He looked apologetically at them both as if asking them to condone his conduct.
“The next thing I heard—without listening intentionally, you understand?—was ‘Medusa Medallions.’ Now, as you know, I’ve been sent over here by Mr. Kessock to see if I can arrange to buy these medallions from Mr. Chacewater. It’s my duty to my employer to get to know all I can about them. I wouldn’t be earning my money if I spared any trouble in the work which has been put into my hands. So when I heard the name of the medallions mentioned, I … frankly, I listened with both ears. It seemed to me my duty to Mr. Kessock to do so.”

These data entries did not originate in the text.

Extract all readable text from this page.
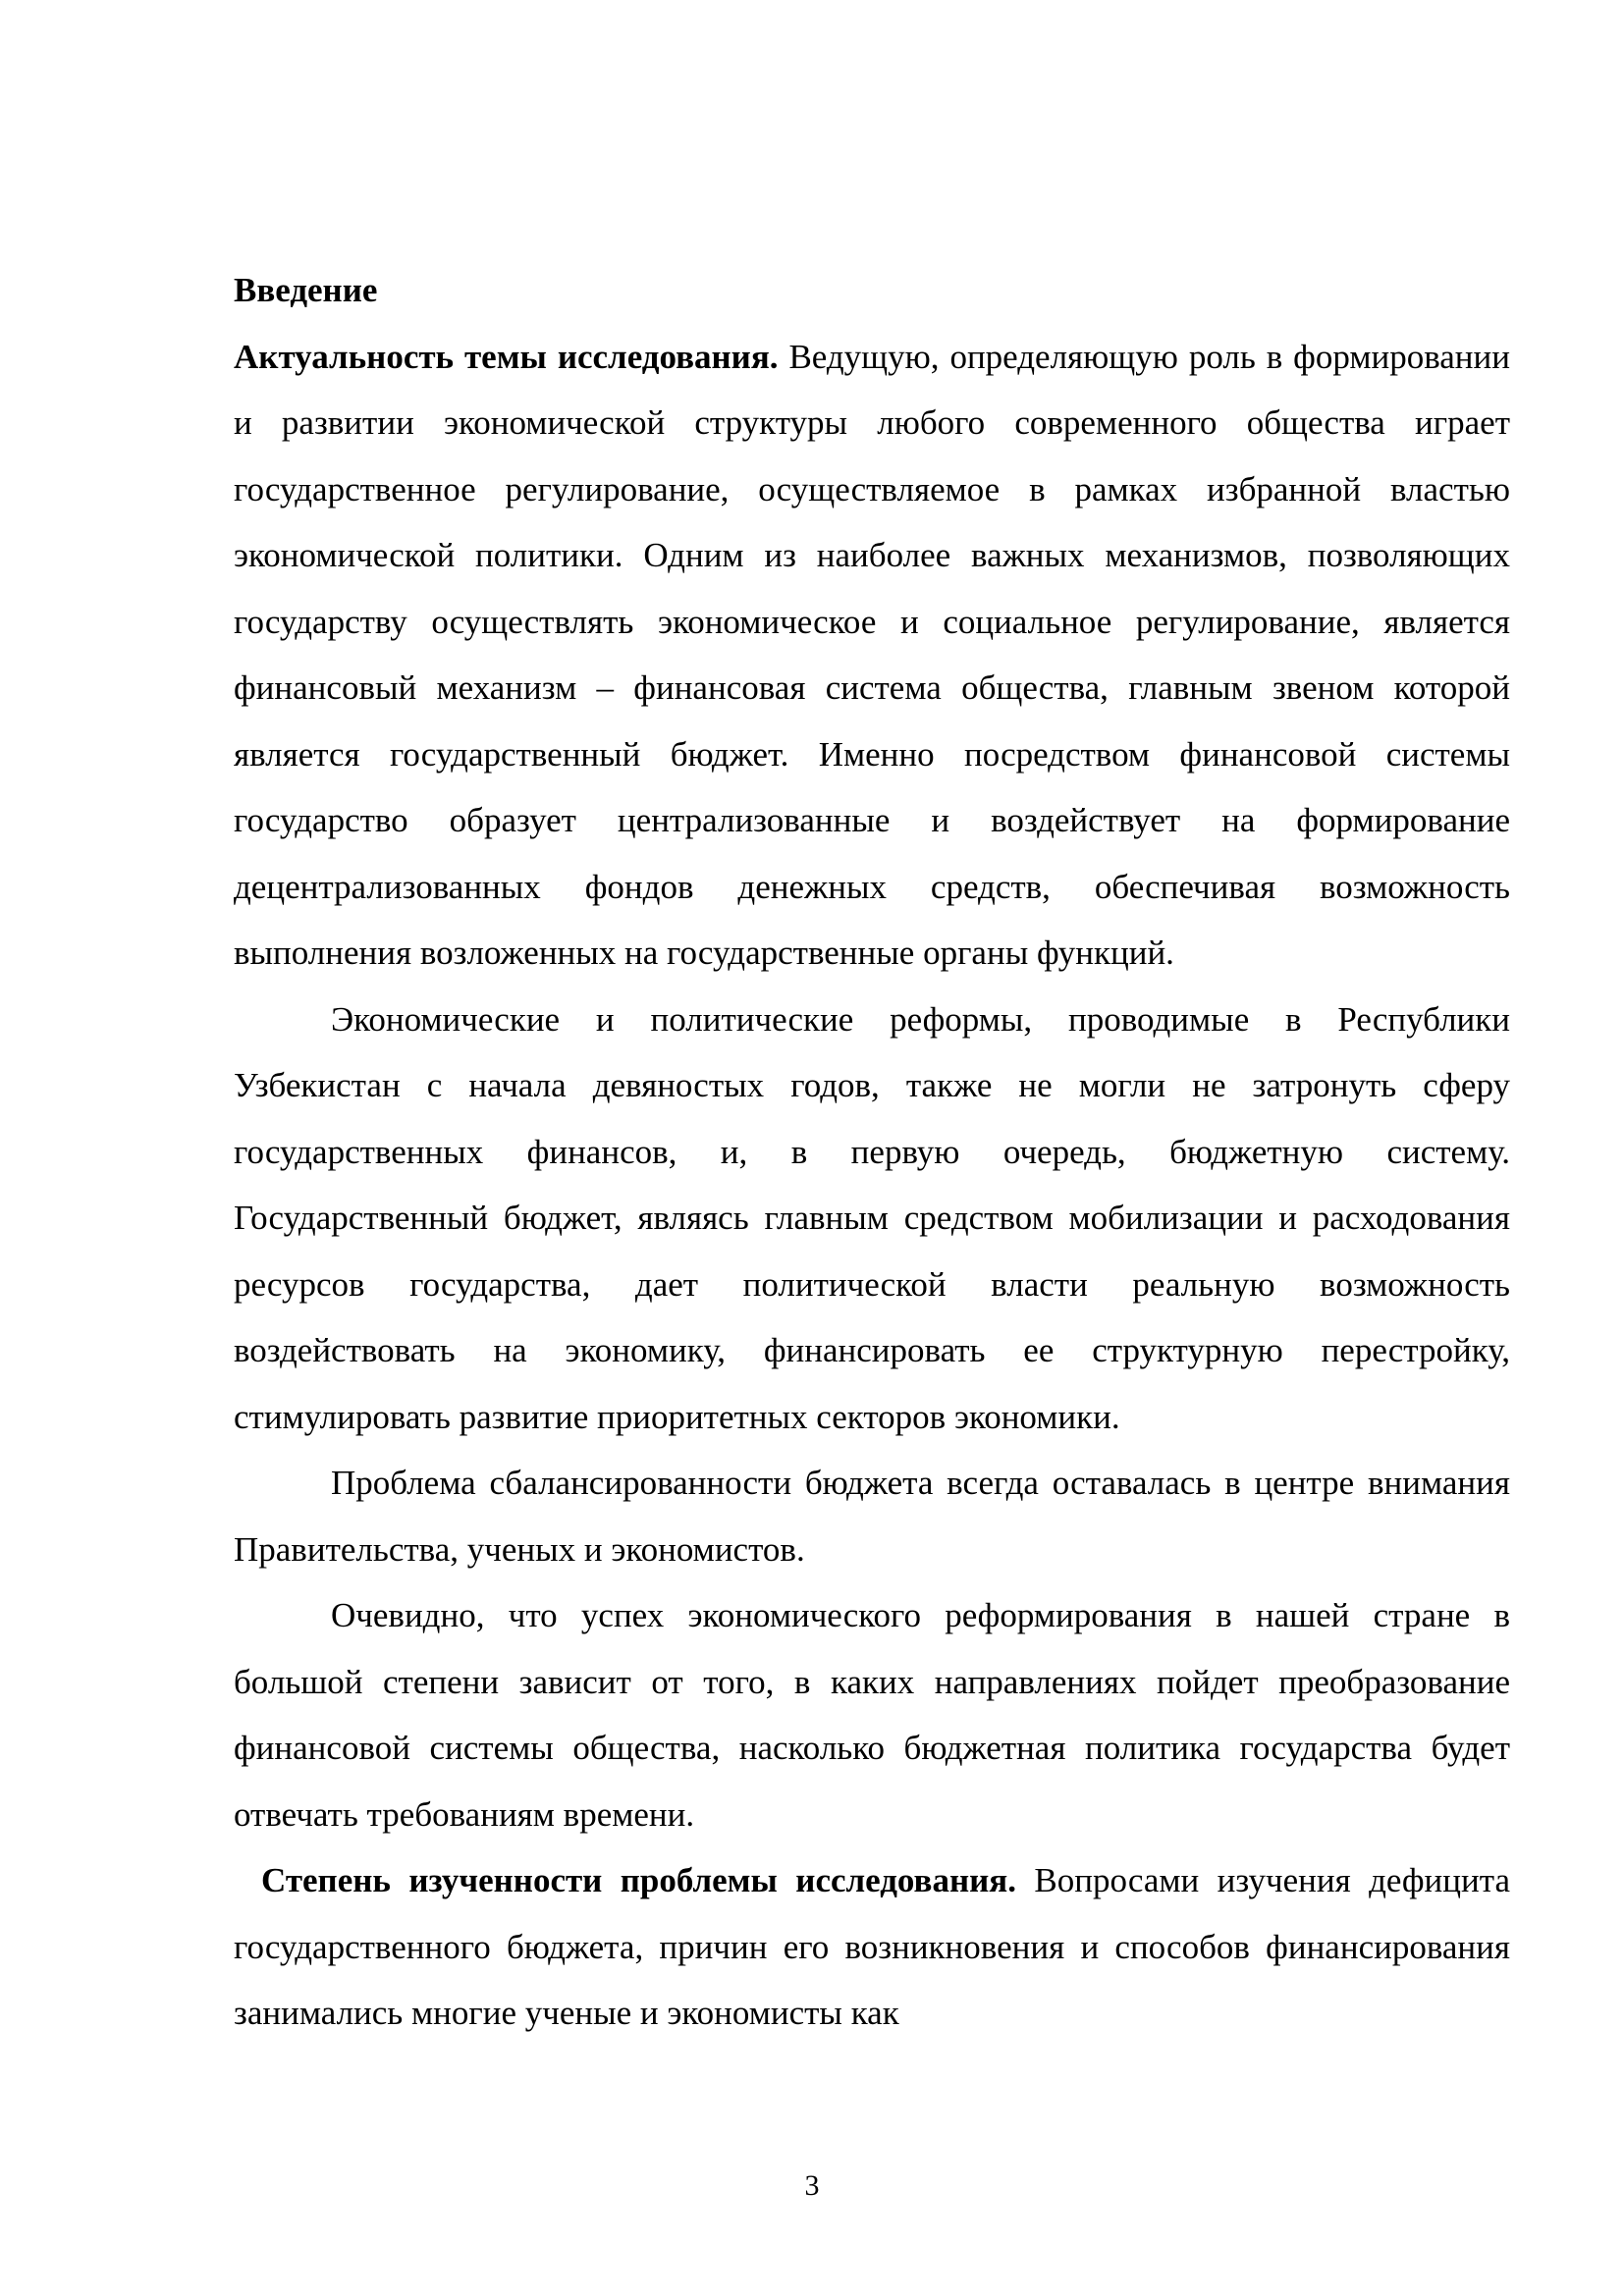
Введение

Актуальность темы исследования. Ведущую, определяющую роль в формировании и развитии экономической структуры любого современного общества играет государственное регулирование, осуществляемое в рамках избранной властью экономической политики. Одним из наиболее важных механизмов, позволяющих государству осуществлять экономическое и социальное регулирование, является финансовый механизм – финансовая система общества, главным звеном которой является государственный бюджет. Именно посредством финансовой системы государство образует централизованные и воздействует на формирование децентрализованных фондов денежных средств, обеспечивая возможность выполнения возложенных на государственные органы функций.

Экономические и политические реформы, проводимые в Республики Узбекистан с начала девяностых годов, также не могли не затронуть сферу государственных финансов, и, в первую очередь, бюджетную систему. Государственный бюджет, являясь главным средством мобилизации и расходования ресурсов государства, дает политической власти реальную возможность воздействовать на экономику, финансировать ее структурную перестройку, стимулировать развитие приоритетных секторов экономики.

Проблема сбалансированности бюджета всегда оставалась в центре внимания Правительства, ученых и экономистов.

Очевидно, что успех экономического реформирования в нашей стране в большой степени зависит от того, в каких направлениях пойдет преобразование финансовой системы общества, насколько бюджетная политика государства будет отвечать требованиям времени.

Степень изученности проблемы исследования. Вопросами изучения дефицита государственного бюджета, причин его возникновения и способов финансирования занимались многие ученые и экономисты как

3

He looked appealingly at their faces as though to plead for a favourable verdict on his conduct.
“Go on, please,” Sir Clinton requested.
“I hardly expected you’d look on it as I do,” Foss confessed rather shamefacedly. “Of course, it was just plain eavesdropping on my part by that time. But I felt Mr. Kessock would have expected me to find out all I could about these medallions. To be candid, I’d do the same again; though I didn’t like doing it.”

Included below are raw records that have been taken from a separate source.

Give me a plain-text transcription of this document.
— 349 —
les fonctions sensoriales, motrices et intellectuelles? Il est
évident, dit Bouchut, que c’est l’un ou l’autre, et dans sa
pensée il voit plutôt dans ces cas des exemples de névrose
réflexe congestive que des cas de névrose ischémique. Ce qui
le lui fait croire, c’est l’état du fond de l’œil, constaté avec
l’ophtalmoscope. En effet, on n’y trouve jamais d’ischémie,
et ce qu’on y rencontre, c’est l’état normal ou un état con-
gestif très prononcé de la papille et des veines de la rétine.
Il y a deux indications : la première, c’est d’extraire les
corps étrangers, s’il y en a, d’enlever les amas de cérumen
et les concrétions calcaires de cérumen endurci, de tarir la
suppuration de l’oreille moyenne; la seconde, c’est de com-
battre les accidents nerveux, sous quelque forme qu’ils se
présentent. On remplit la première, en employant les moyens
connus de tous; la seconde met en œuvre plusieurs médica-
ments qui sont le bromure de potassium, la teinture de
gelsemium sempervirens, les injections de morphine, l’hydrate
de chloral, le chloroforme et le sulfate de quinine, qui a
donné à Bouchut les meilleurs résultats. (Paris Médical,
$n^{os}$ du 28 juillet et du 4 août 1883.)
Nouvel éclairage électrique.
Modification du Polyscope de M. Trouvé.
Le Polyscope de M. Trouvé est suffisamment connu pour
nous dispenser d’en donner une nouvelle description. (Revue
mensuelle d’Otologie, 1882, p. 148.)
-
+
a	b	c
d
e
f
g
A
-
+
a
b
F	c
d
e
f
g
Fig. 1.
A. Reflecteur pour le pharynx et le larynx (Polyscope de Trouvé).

Sir Clinton seemed to feel that he had been rather discouraging.
“I shouldn’t make too much of it, Mr. Foss. What happened next?”
Foss’s face showed that he was at last coming to a matter of real difficulty.
“It’s rather unfortunate that I came to be mixed up in the thing at all,” he said, with obvious chagrin. “I can assure you, Miss Chacewater, that I don’t like doing it. I only made up my mind to tell you about it because it seems to me to give a chance of hushing this supposed burglary up quietly before there’s any talk goes round.”
“Supposed burglary,” exclaimed Joan. “What’s your idea of a real burglary, if this sort of thing is only a supposed one?”
She indicated the shattered showcase and the litter of glass on the floor.
Foss evidently decided to take the rest of his narrative in a rush.
“I’ll tell you,” he said. “The next thing I overheard was a complete plan for a fake burglary—a practical joke—to be carried out tonight. The light in here was to be put out; the houselights were to be extinguished: and in the darkness, your brother and this Mr. Foxy How-d’you-call-him were to get away with the medallions.”
“Ah, Mr. Foss, now you become interesting,” Sir Clinton acknowledged.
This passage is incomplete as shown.